Project Documents

Date of Award

1993

Document Type

Project Report

Degree Name

Doctor of Ministry

School

Seventh-day Adventist Theological Seminary

Program

Doctor of Ministry DMin

First Advisor

Russell L. Staples

Second Advisor

George R. Knight

Third Advisor

Nancy Vyhmeister

Abstract

Problem. The Seventh-day Adventist Church was established in malawi at the turn of the century (1902). Since then, stalwart Malawian workers have made immeasurable contributions to the development, growth, and expansion of the church in Malawi and the neighboring countries of Zambia, Zaire, Kenya, Tanzania, Zimbabwe, Mozambique, Rwanda, and South Africa. James Malinki was probably the most outstanding early cross-cultural worker in the Adventist Church in Central Africa. As yet there has been no significant written account of his life and ministry.

Topic. This study examined the life and work of James Malinki of Malawi (1893-1982), whose ministry of nearly half a century in Nyasaland (Malawi), Congo (Zaire), and Northern Rhodesia (Zambia) significantly contributed to the early development of the Seventh-day Adventist Church in Central Africa. His ministry provided not only an example of skillful cross-cultural service, but in itself is an inspiration to workers.

Sources. The study followed an analytical, biographical documentary research approach, examining written sources such as books, journal articles, and denominational minutes. Substantial information was gathered through personal interviews with Malinki's family in Zambia and Malawi and with other friends and colleagues of Malinki.

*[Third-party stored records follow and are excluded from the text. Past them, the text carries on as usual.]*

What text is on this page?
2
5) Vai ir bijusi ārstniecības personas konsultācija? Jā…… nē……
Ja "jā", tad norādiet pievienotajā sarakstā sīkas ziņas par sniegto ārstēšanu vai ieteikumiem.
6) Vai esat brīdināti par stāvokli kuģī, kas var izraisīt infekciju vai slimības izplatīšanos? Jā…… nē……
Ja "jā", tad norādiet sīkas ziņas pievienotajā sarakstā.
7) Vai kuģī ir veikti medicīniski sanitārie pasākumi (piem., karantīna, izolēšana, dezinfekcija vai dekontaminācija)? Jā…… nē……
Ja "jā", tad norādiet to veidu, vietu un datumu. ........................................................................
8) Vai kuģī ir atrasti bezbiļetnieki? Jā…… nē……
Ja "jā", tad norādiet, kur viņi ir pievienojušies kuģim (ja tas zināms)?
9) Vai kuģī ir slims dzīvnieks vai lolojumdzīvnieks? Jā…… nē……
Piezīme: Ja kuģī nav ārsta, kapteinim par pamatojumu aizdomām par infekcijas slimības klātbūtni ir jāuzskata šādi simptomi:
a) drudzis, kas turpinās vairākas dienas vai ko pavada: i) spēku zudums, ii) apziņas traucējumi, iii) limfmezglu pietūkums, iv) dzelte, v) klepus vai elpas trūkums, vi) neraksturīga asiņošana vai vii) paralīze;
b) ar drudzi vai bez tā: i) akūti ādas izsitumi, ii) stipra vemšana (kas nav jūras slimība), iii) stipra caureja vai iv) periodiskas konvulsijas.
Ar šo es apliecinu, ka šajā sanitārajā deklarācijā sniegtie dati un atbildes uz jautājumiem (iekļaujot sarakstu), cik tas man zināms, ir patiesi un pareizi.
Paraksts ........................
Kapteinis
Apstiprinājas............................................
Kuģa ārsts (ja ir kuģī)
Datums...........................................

Conclusions. The sources consulted confirmed that Malinki's measure of success as a cross-cultural worker was the result of his personal dedication to God. His success in the mastery of languages helped him bridge cultural differences in varied contexts of his work. Above all, he was sensitive to the needs of the people. Malinki's leadership exhibited an attitude that was devoid of animosity and bigotry in the working relationships between nationals and overseas missionaries. His father, Kalinde Morrison Malinki, had tasted of the savagery of slavery and both father and son experienced the 1915 uprising of John Chilembwe; yet Malinki's attitude towards people of other tribes and races was unmarred by prejudice.

The church and its workers will benefit from Malinki's example and life. Malinki is one of the many unsung heroes of Africa who, with African nobility of character, worked side by side as an equal with overseas missionaries. Such a trust and partnership will ever be needed in the mission of the church of God.